We have a lovely old boy who has now lost both his cage mates and now lives alone. We are not in a position to get more rats so we are desperately looking for a loving rat owner who could take him and give him some company to live out the rest of his days. It’s so sad to see him alone! He really is a lovely, chilled out old boy. We live in Cornwall but close to Devon border.


----------



## Lurcherlad (Jan 5, 2013)

Can’t you just keep him and give him plenty of love and attention?

That’s what I did when one of our girls was left on her own.

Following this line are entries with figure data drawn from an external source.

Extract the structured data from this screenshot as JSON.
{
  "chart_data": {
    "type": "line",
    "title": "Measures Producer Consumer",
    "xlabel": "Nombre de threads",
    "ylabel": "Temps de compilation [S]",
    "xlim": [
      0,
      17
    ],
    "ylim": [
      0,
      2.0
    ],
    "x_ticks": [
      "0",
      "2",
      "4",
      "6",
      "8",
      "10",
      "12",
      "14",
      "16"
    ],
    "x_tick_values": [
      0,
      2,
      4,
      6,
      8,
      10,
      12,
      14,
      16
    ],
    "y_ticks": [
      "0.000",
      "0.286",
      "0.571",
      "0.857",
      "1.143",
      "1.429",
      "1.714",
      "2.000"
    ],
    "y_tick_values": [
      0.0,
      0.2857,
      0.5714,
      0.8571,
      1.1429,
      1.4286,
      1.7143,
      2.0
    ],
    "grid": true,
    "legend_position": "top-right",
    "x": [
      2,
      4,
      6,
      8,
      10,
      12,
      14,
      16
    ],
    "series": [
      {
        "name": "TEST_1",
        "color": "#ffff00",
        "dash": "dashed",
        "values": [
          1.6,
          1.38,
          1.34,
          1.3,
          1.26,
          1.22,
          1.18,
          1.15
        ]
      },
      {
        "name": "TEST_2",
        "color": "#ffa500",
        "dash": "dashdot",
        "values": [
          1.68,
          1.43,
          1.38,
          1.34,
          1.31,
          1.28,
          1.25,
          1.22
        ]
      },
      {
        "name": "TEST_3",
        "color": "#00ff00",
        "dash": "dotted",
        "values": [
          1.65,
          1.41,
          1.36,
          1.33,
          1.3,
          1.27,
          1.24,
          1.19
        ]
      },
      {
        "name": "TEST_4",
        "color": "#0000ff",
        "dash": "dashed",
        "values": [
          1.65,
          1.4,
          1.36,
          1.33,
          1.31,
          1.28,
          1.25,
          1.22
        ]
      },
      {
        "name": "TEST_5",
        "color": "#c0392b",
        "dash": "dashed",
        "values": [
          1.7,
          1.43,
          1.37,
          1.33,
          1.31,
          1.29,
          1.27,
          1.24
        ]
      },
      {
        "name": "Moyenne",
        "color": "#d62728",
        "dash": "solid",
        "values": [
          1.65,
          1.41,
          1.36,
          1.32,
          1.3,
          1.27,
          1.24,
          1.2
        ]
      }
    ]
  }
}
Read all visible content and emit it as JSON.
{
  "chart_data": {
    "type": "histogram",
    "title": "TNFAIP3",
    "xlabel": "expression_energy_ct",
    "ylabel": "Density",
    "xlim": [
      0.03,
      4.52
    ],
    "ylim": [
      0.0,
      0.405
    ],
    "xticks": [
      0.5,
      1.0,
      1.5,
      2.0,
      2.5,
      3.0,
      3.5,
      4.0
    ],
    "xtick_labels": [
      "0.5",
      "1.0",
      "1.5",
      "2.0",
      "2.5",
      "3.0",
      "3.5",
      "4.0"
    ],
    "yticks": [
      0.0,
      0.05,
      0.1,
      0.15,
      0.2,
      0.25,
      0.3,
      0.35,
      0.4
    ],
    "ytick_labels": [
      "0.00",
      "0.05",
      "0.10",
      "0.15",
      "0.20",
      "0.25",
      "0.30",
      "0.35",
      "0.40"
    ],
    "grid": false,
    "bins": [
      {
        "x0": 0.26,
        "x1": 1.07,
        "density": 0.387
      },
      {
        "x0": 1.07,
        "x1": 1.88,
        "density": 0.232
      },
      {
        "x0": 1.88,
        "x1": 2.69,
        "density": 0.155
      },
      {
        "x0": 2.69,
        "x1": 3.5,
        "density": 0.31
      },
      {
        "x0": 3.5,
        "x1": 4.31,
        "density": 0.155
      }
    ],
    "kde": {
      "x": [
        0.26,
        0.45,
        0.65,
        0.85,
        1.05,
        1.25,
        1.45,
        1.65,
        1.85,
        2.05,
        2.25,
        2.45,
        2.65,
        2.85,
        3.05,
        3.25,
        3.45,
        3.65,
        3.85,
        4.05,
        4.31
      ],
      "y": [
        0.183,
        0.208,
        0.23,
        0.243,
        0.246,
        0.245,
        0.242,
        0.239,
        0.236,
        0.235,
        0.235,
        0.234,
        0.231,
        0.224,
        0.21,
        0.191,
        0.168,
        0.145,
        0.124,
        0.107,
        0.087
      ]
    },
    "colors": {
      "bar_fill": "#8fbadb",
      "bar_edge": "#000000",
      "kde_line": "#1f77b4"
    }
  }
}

I’m sure she was happy enough in familiar surroundings and with people she knew, rather than the stress of being rehomed, which was never on the cards tbh.

If you can’t, then please contact rescues, as offering on the internet he could end up as snake food


----------



## Rafa (Jun 18, 2012)

My Sister rescued two rats a while ago, but wasn't in a position to keep them, as pets are not allowed where she lives.

She went onto Facebook and found several Groups for those who have rats.

A lovely lady came forward, very local to us, and took them both. She kept in touch with regular updates.

These two were also old.


----------



## simplysardonic (Sep 1, 2009)

Try the Rat Rescue Network UK Facebook group:

https://www.facebook.com/groups/221503514671430


----------



## Jenny Craven (Nov 7, 2021)

Thank you, that is very helpful!


----------